So how do you hold up a mirror to reality? Is it even possible? As George Becker puts it, 'reality means all things to all men' (36). How do you express such multiplicity? It would appear impossible. How do literary realists do it? The answer is they don't. It would be a mistake to expect a direct correlation or make a direct comparison between the reality represented in a literary realist text and our external reality. Like any form of fiction, literary realism creates a reality; it is not a mirror to reality. As Pam Morris points out, 'realist novels never give us life or a slice of life nor do they reflect reality' (4). Literary realism does not refer directly to reality, as that would be an act of imitation, and imitation is neither representation nor art.

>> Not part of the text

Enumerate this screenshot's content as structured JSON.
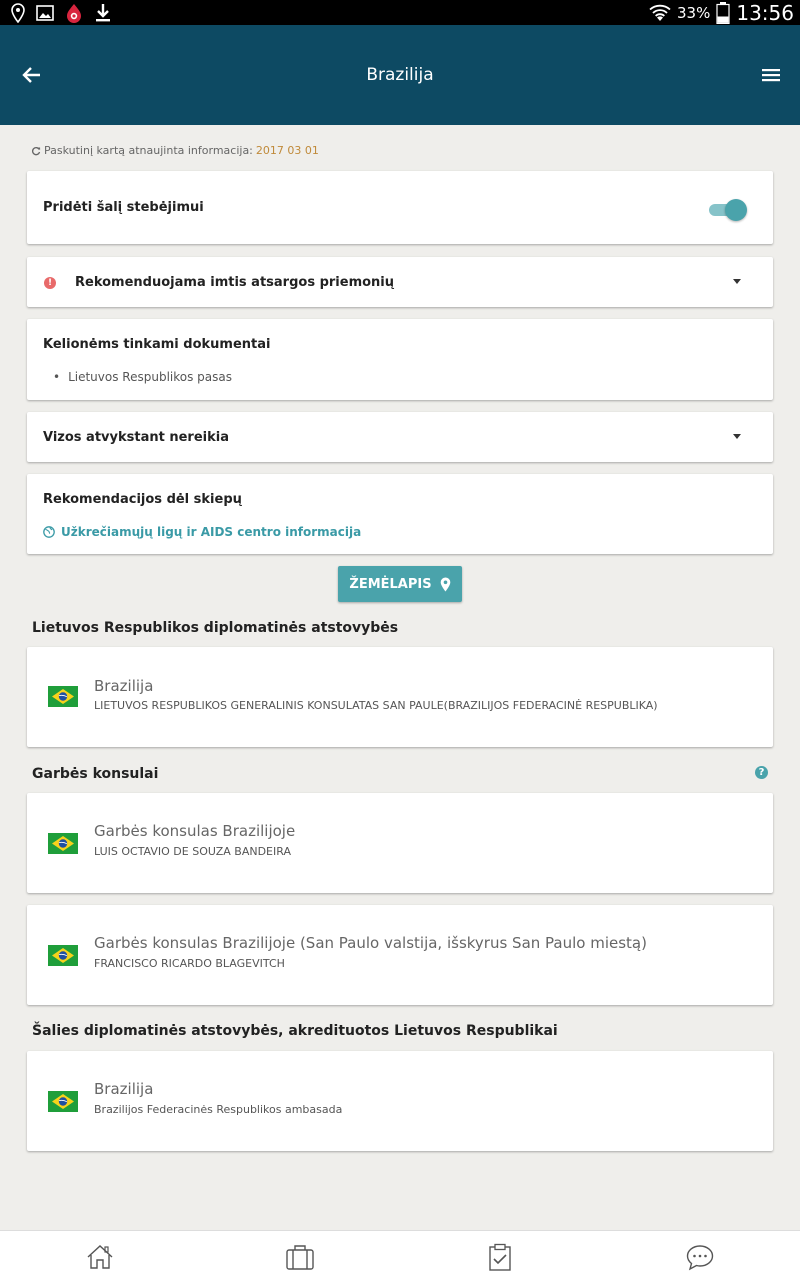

A representation is, in effect, a referent in itself; a portrayal or a sign of something else, once removed from its subject, and a copy is not art. There is no fiction "outside of fiction". < Return So how does it work? If literary realism doesn't refer directly to reality, how do reader and author agree on the parameters? The issue is that for successful reader-author-text interaction, everyone has to be on the same page, as it were. The reader has to be, at least in part, familiar with the conventions and references the author is using. Remove the main referent, reality, and what framework are we left with? | |
It is generally accepted, today, that human comprehension and language cannot encompass reality in its entirety. We may have a partial understanding from our
own perspective, our sensations, reflections on and experience of reality, but to grasp reality in its entirety, escapes us. Thus our understanding of reality as a whole is
largely based in concepts.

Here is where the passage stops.